As I understand it, overwhelmingly large majority of CVEs over the history of computing have been due to buffer overflows or use-after-free. If you leave out those vectors, you might actually be pretty close to having RCE-free piece of software.
But sure, it's always possible to be more innovative about how to go about enabling RCEs, like the log4j case demonstrates..
Is that agency over yourself called vibe living?
That is assuming you cannot exploit the server to get access to the machine...
largely the fault of n8n
Cheap (almost free) highly parallel inference. Nice!
Free inference. Yay
how many ppl are using Ollama in production though
"Our study uncovered over 1,100 exposed Ollama servers, with approximately 20% actively hosting models susceptible to unauthorized access."
So at least 1,100.
I'm surprised Shodan is legal. Just because someone made a mistake when setting up their network doesn't mean you're authorized.
Shodan? Like from system shock?
That's where the name comes from. It's a search engine for finding servers exposed to the public.
Another great use of a personal VPN - I work at https://www.defined.net (which uses Nebula as the underlying VPN technology) and also personally use our free tier (up to 100 hosts) for everything. Having my Ollama instances available only over my VPN overlay network is very slick.
Ollama has no auth mechanism by default... You have to wonder why they never focused on that
Separation of concerns?
If you deploy a power plug outside your house, is it the fault of the power plug designer if people steal your power?
Put it behind a webserver with basic auth or whatever you fancy, done.
Bad analogies are bad analogies. ollama is a server system, it should expect to connect with more than one client and they know very well by now that this also means networked clients. If you create a server client protocol, implementing security is your job.
Any decent router is going to block connections from internet to your local network by default. For ollama to be accessible from the outside, they had to allow it explicitly. There's no way to blame ollama for this.

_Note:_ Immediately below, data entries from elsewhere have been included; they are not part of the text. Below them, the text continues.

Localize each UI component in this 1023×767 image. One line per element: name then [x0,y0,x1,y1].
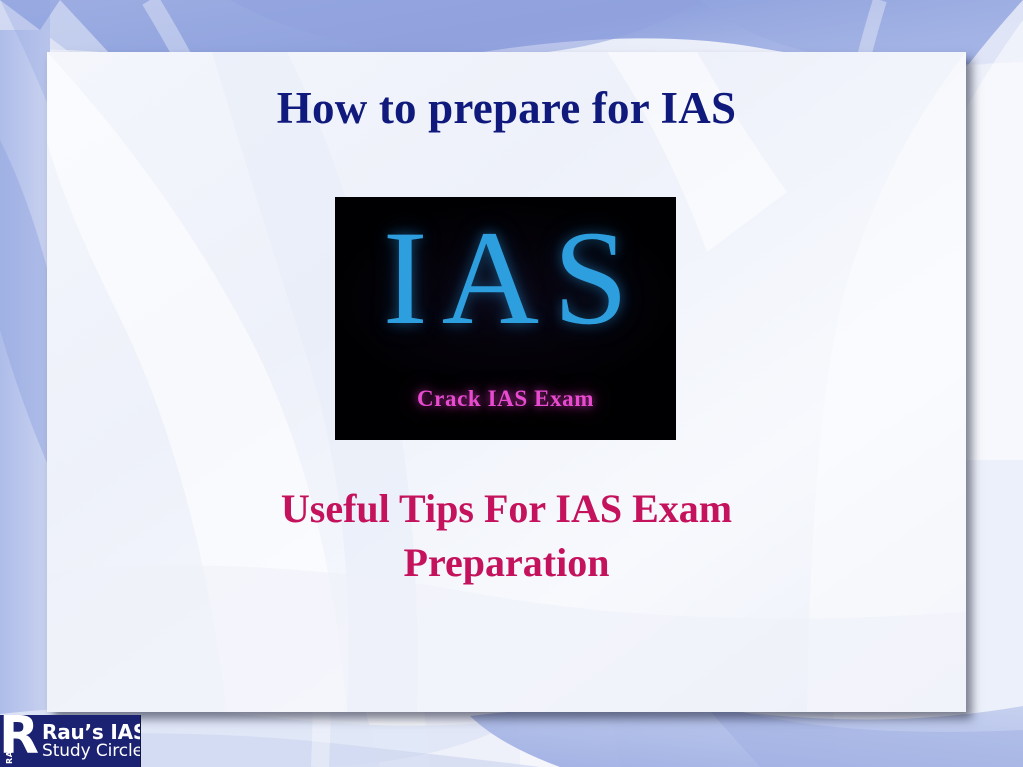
ias-banner-caption: Crack IAS Exam [335,386,676,412]
logo-line-primary: Rau’s IAS [42,722,141,742]
logo-wordmark: Rau’s IAS Study Circle [40,715,141,767]
logo-line-secondary: Study Circle [42,743,141,761]
logo-monogram-block: R RAU'S IAS [0,715,40,767]
ias-banner-headline: IAS [335,211,676,346]
slide-subtitle: Useful Tips For IAS Exam Preparation [107,482,906,590]
rau-ias-logo: R RAU'S IAS Rau’s IAS Study Circle [0,715,141,767]
presentation-slide: How to prepare for IAS IAS Crack IAS Exa… [0,0,1023,767]
slide-content-panel: How to prepare for IAS IAS Crack IAS Exa… [47,52,966,712]
logo-vertical-text: RAU'S IAS [5,720,14,764]
slide-title: How to prepare for IAS [47,85,966,132]
ias-banner-image: IAS Crack IAS Exam [335,197,676,440]
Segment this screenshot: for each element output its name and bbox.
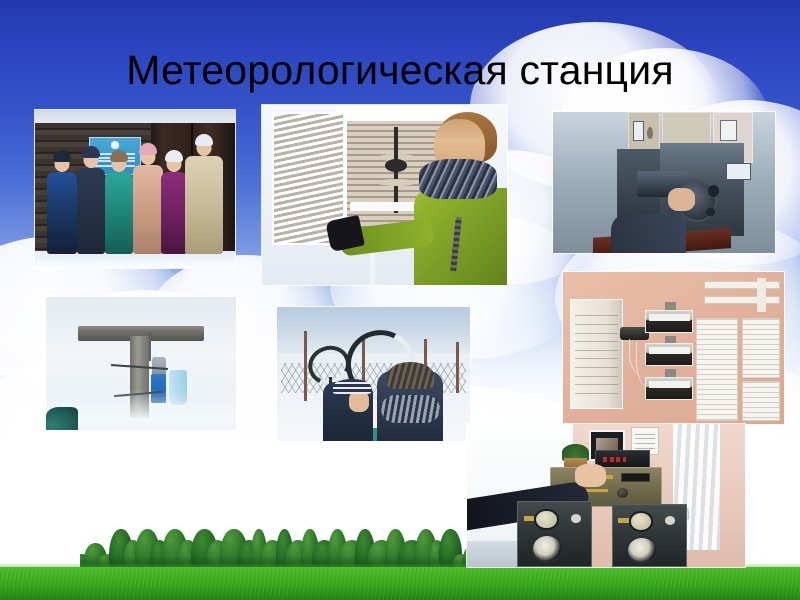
photo-desk-equipment[interactable] xyxy=(467,424,745,567)
child-figure xyxy=(77,168,105,253)
child-figure xyxy=(105,172,133,254)
observation-journal xyxy=(570,299,623,408)
grass-field xyxy=(0,567,800,600)
wall-shelf xyxy=(704,296,779,304)
wall-shelf xyxy=(704,281,779,289)
fence-pole xyxy=(456,342,459,393)
child-figure xyxy=(377,371,443,441)
recorder-instrument xyxy=(645,343,694,366)
photo-wall-mounted-instruments[interactable] xyxy=(563,272,784,424)
recorder-instrument xyxy=(645,377,694,400)
observer-hand xyxy=(668,188,695,211)
thermometer-bulb xyxy=(385,159,407,172)
child-figure xyxy=(185,156,223,254)
photo-snow-measuring-post[interactable] xyxy=(46,297,236,430)
instrument-unit xyxy=(517,501,592,567)
observer-hair xyxy=(557,120,641,253)
fur-collar xyxy=(419,159,497,199)
child-figure xyxy=(133,165,163,253)
instrument-unit xyxy=(612,504,687,567)
child-figure xyxy=(323,382,373,441)
photo-stevenson-screen[interactable] xyxy=(262,105,507,285)
recorder-instrument xyxy=(645,310,694,333)
wall-document xyxy=(742,381,780,421)
photo-instrument-operator[interactable] xyxy=(553,112,775,253)
child-figure xyxy=(161,172,187,254)
child-figure xyxy=(47,172,77,254)
slide-canvas: Метеорологическая станция xyxy=(0,0,800,600)
hanging-cord xyxy=(149,332,151,361)
photo-kids-at-station-building[interactable] xyxy=(35,110,235,268)
operator-hand xyxy=(575,464,606,487)
wall-document xyxy=(696,318,738,421)
tree-line xyxy=(80,512,475,570)
photo-heliograph-observation[interactable] xyxy=(277,307,470,441)
instrument-disc xyxy=(377,179,416,186)
wall-document xyxy=(742,318,780,379)
control-knob xyxy=(708,185,719,196)
slide-title: Метеорологическая станция xyxy=(40,46,760,94)
shelter-roof xyxy=(336,105,463,121)
analog-meter xyxy=(726,163,750,180)
fence-pole xyxy=(304,331,307,401)
foreground-object xyxy=(46,407,78,430)
shelf-bracket xyxy=(757,278,766,311)
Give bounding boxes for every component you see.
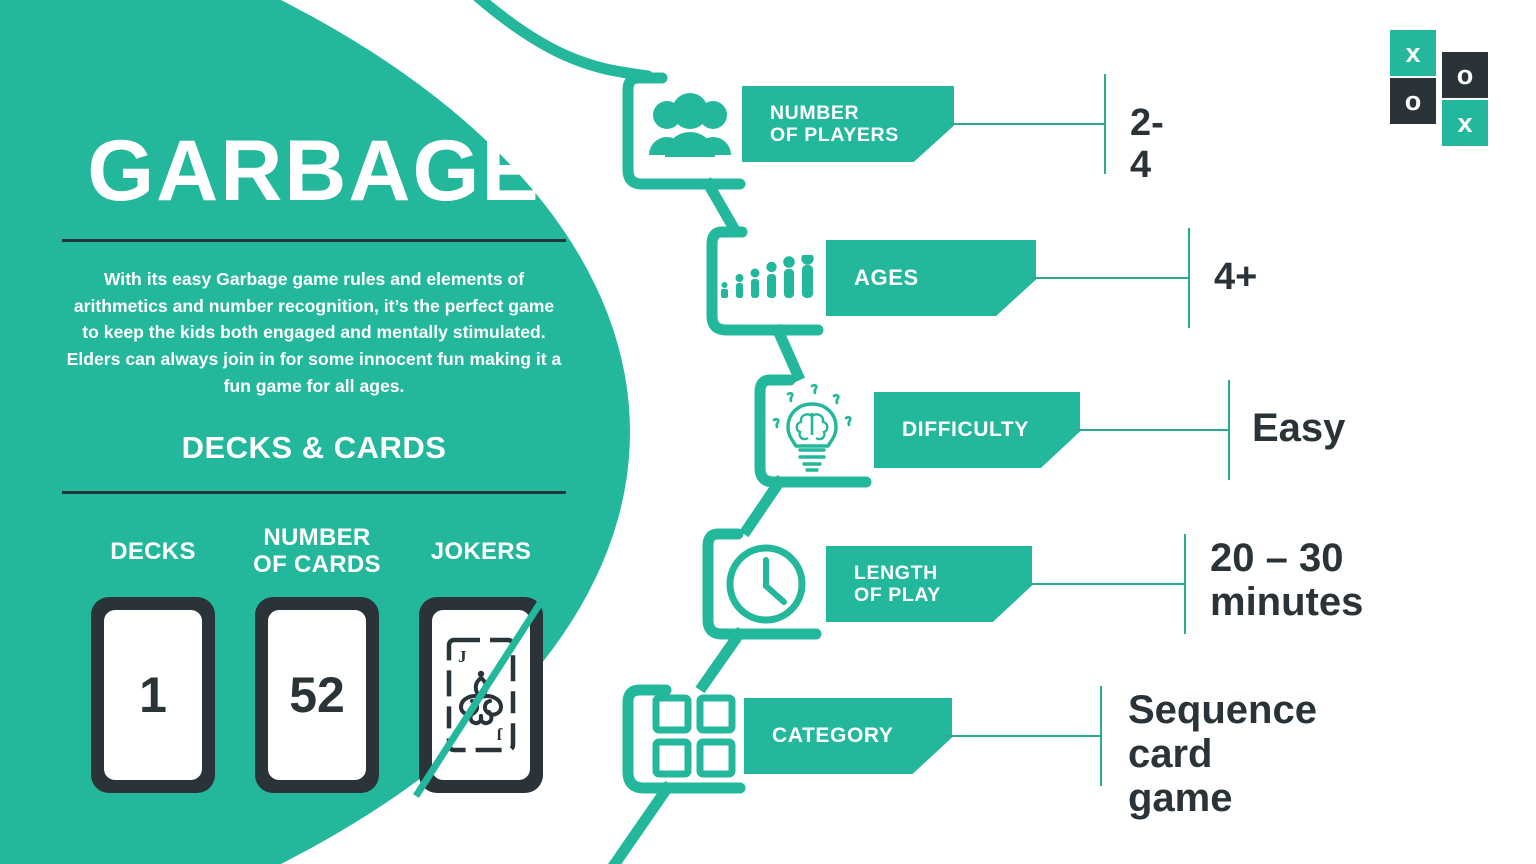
lead-line xyxy=(1076,429,1230,431)
card-tile-number-of-cards: 52 xyxy=(255,597,379,793)
value-category: Sequence card game xyxy=(1128,688,1317,820)
svg-text:J: J xyxy=(458,647,467,666)
lead-line xyxy=(946,735,1102,737)
divider-bottom xyxy=(62,491,566,494)
brain-lightbulb-icon xyxy=(760,378,864,482)
divider-top xyxy=(62,239,566,242)
lead-line xyxy=(1028,583,1186,585)
label-ages: AGES xyxy=(826,240,1036,316)
joker-card-icon: J ſ xyxy=(432,610,530,780)
card-tile-decks: 1 xyxy=(91,597,215,793)
deck-column-header: DECKS xyxy=(78,524,228,580)
value-length-of-play: 20 – 30 minutes xyxy=(1210,536,1363,624)
grid-squares-icon xyxy=(644,686,744,786)
label-difficulty: DIFFICULTY xyxy=(874,392,1080,468)
label-length-of-play: LENGTH OF PLAY xyxy=(826,546,1032,622)
card-value-number-of-cards: 52 xyxy=(268,610,366,780)
group-of-people-icon xyxy=(644,86,736,166)
people-growth-stages-icon xyxy=(716,252,820,308)
page-title: GARBAGE xyxy=(60,128,568,214)
svg-text:ſ: ſ xyxy=(497,725,503,744)
logo-tile-o-top-right: o xyxy=(1442,52,1488,98)
deck-column-decks: DECKS 1 xyxy=(78,524,228,793)
game-description: With its easy Garbage game rules and ele… xyxy=(66,266,562,400)
value-difficulty: Easy xyxy=(1252,406,1345,450)
label-number-of-players: NUMBER OF PLAYERS xyxy=(742,86,954,162)
left-content: GARBAGE With its easy Garbage game rules… xyxy=(60,0,568,864)
logo-tile-o-bottom-left: o xyxy=(1390,78,1436,124)
logo-tile-x-bottom-right: x xyxy=(1442,100,1488,146)
card-value-decks: 1 xyxy=(104,610,202,780)
deck-column-header: JOKERS xyxy=(406,524,556,580)
lead-line xyxy=(1032,277,1190,279)
infographic-canvas: GARBAGE With its easy Garbage game rules… xyxy=(0,0,1536,864)
tick-mark xyxy=(1100,686,1102,786)
logo-tile-x-top-left: x xyxy=(1390,30,1436,76)
section-title-decks-cards: DECKS & CARDS xyxy=(60,430,568,466)
value-number-of-players: 2-4 xyxy=(1130,103,1164,187)
tick-mark xyxy=(1228,380,1230,480)
deck-column-number-of-cards: NUMBER OF CARDS 52 xyxy=(242,524,392,793)
card-tile-jokers: J ſ xyxy=(419,597,543,793)
value-ages: 4+ xyxy=(1214,257,1257,299)
tick-mark xyxy=(1184,534,1186,634)
decks-and-cards-group: DECKS 1 NUMBER OF CARDS 52 JOKERS J xyxy=(78,524,556,793)
joker-card-glyph: J ſ xyxy=(443,632,519,758)
label-category: CATEGORY xyxy=(744,698,952,774)
lead-line xyxy=(950,123,1106,125)
deck-column-header: NUMBER OF CARDS xyxy=(242,524,392,580)
tick-mark xyxy=(1188,228,1190,328)
clock-icon xyxy=(714,534,818,634)
tick-mark xyxy=(1104,74,1106,174)
deck-column-jokers: JOKERS J ſ xyxy=(406,524,556,793)
tic-tac-toe-logo: x o o x xyxy=(1390,30,1494,134)
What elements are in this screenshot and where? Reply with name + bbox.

Lots of servers do not, Redis for instance does not have auth by default, and IIRC did not have auth at all for a long time.
> If you create a server client protocol, implementing security is your job.
Yes, this goes right along with the tried and true Unix philosophy: do everything, poorly. Wait what?
I cannot express how deeply wrong you are about this; a "server system" is not some mandate that it should be production ready for a ton of people on the internet.
This is a program that very different people want or need to try out that just so happens to involve a client-server architecture.
The client-server pattern is frequently used locally.
As cynical as I am, I honestly don't think there is much to wonder about here. The initial product's adoption relied on low friction and minimal setup. That they wanted to keep it going as long as possible is just an extension of this.
The dockerd TCP socket has no auth mechanism by default... You have to wonder why they never focused on that.
I don’t think it was intended for production workloads.
Should have asked an LLM to write one.
[flagged]
Ollama doesn't run a web server that is "broadcasting across the internet". It runs a server that is accessible locally. You have to deliberately deploy it onto a public server in order for it to be accessible from the internet.
In all cases, having zero auth at all [0] even when others want to use it as a service to broadcast across the internet is ridiculous. Leading to problems like this: [1] and now all exposed without any protection.
Even allowing others to change the $OLLAMA_HOST env is a security footgun.
[0] https://github.com/ollama/ollama/issues/849
[1] https://www.wiz.io/blog/probllama-ollama-vulnerability-cve-2...
The idea is that you add an auth layer if that's what you want to do.
The majority of Ollama users at the moment are likely hobbyists working in single-user contexts.
For those who want to deploy it in an organizational setting, it's straightforward to put it behind a pre-existing authenticaton system.